Air-liquid interface (ALI) cell cultures are a valid and valuable method for replacing animals in biomedical research applications. ALI cell cultures, in mimicking the essential features of human in vivo epithelial barriers (specifically the lung, intestine, and skin), enable the development of appropriate structural architectures and functional differentiation in normal and diseased tissue barriers. As a result, ALI models closely resemble tissue conditions, generating responses comparable to those seen within a living system. Upon their implementation, these methods have seen widespread adoption in various applications, from toxicity screening to cancer investigations, receiving a substantial degree of acceptance (and sometimes regulatory endorsement) as an appealing alternative to animal testing. This chapter will provide an overview of ALI cell cultures, explaining their application in cancer cell culture, and elaborating on both the positive and negative aspects of this model.
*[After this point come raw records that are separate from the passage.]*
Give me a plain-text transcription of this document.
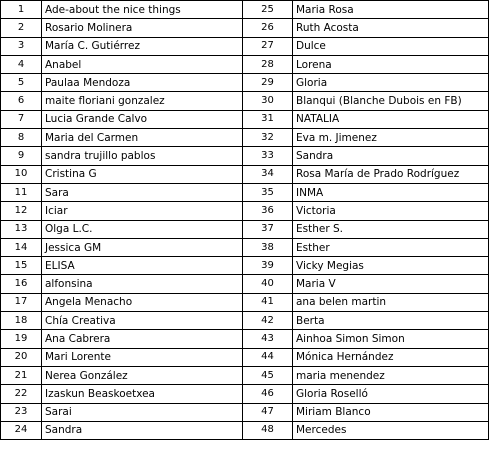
1	Ade-about the nice things	25	Maria Rosa
2	Rosario Molinera	26	Ruth Acosta
3	María C. Gutiérrez	27	Dulce
4	Anabel	28	Lorena
5	Paulaa Mendoza	29	Gloria
6	maite floriani gonzalez	30	Blanqui (Blanche Dubois en FB)
7	Lucia Grande Calvo	31	NATALIA
8	Maria del Carmen	32	Eva m. Jimenez
9	sandra trujillo pablos	33	Sandra
10	Cristina G	34	Rosa María de Prado Rodríguez
11	Sara	35	INMA
12	Iciar	36	Victoria
13	Olga L.C.	37	Esther S.
14	Jessica GM	38	Esther
15	ELISA	39	Vicky Megias
16	alfonsina	40	Maria V
17	Angela Menacho	41	ana belen martin
18	Chía Creativa	42	Berta
19	Ana Cabrera	43	Ainhoa Simon Simon
20	Mari Lorente	44	Mónica Hernández
21	Nerea González	45	maria menendez
22	Izaskun Beaskoetxea	46	Gloria Roselló
23	Sarai	47	Miriam Blanco
24	Sandra	48	Mercedes
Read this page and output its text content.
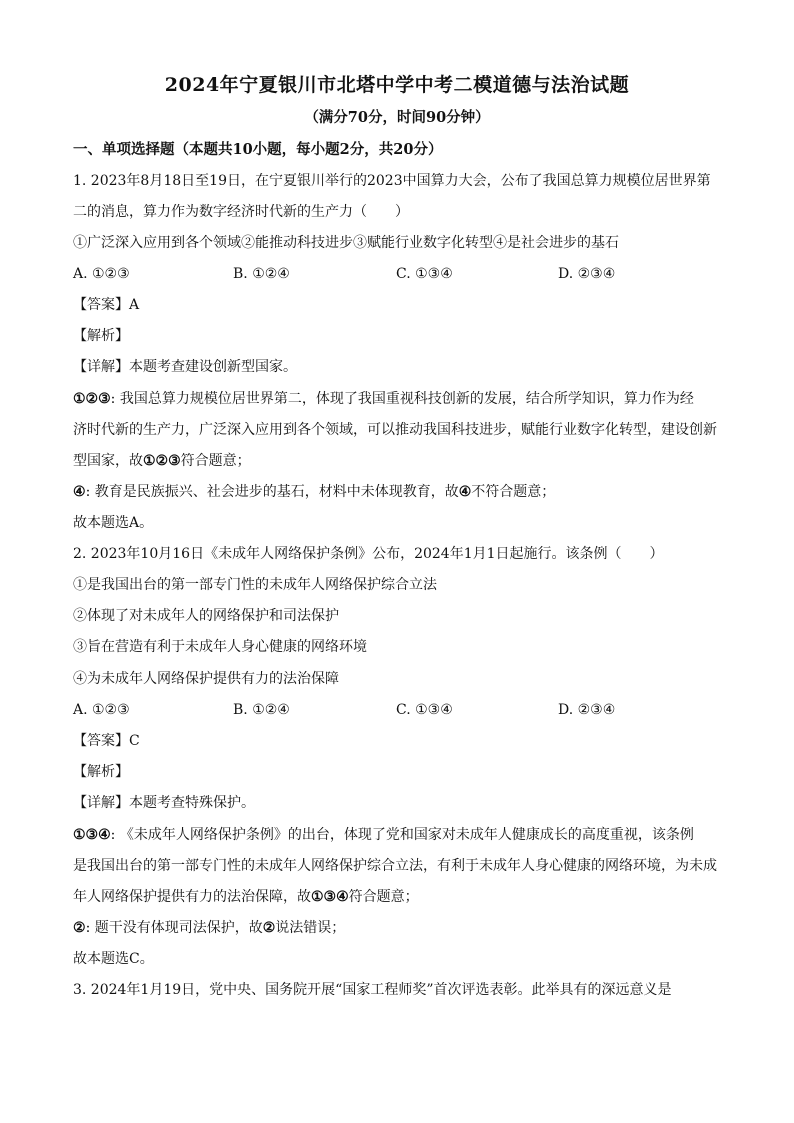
2024年宁夏银川市北塔中学中考二模道德与法治试题
（满分70分，时间90分钟）
一、单项选择题（本题共10小题，每小题2分，共20分）
1. 2023年8月18日至19日，在宁夏银川举行的2023中国算力大会，公布了我国总算力规模位居世界第
二的消息，算力作为数字经济时代新的生产力（　　）
①广泛深入应用到各个领域②能推动科技进步③赋能行业数字化转型④是社会进步的基石
A. ①②③	B. ①②④	C. ①③④	D. ②③④
【答案】A
【解析】
【详解】本题考查建设创新型国家。
①②③: 我国总算力规模位居世界第二，体现了我国重视科技创新的发展，结合所学知识，算力作为经
济时代新的生产力，广泛深入应用到各个领域，可以推动我国科技进步，赋能行业数字化转型，建设创新
型国家，故①②③符合题意；
④: 教育是民族振兴、社会进步的基石，材料中未体现教育，故④不符合题意；
故本题选A。
2. 2023年10月16日《未成年人网络保护条例》公布，2024年1月1日起施行。该条例（　　）
①是我国出台的第一部专门性的未成年人网络保护综合立法
②体现了对未成年人的网络保护和司法保护
③旨在营造有利于未成年人身心健康的网络环境
④为未成年人网络保护提供有力的法治保障
A. ①②③	B. ①②④	C. ①③④	D. ②③④
【答案】C
【解析】
【详解】本题考查特殊保护。
①③④: 《未成年人网络保护条例》的出台，体现了党和国家对未成年人健康成长的高度重视，该条例
是我国出台的第一部专门性的未成年人网络保护综合立法，有利于未成年人身心健康的网络环境，为未成
年人网络保护提供有力的法治保障，故①③④符合题意；
②: 题干没有体现司法保护，故②说法错误；
故本题选C。
3. 2024年1月19日，党中央、国务院开展“国家工程师奖”首次评选表彰。此举具有的深远意义是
In spite of substantial advancements in both investigating and treating cancer, the practice of 2D cell culture remains indispensable and undergoes continuous improvement within the industry's rapid progression. 2D cell culture, from fundamental monolayer cultures and functional assays to innovative cell-based cancer treatments, is indispensable for cancer diagnosis, prognosis, and therapy. While optimization of research and development is paramount in this field, cancer's diverse nature compels the need for precision medicine approaches adapted for individual patients.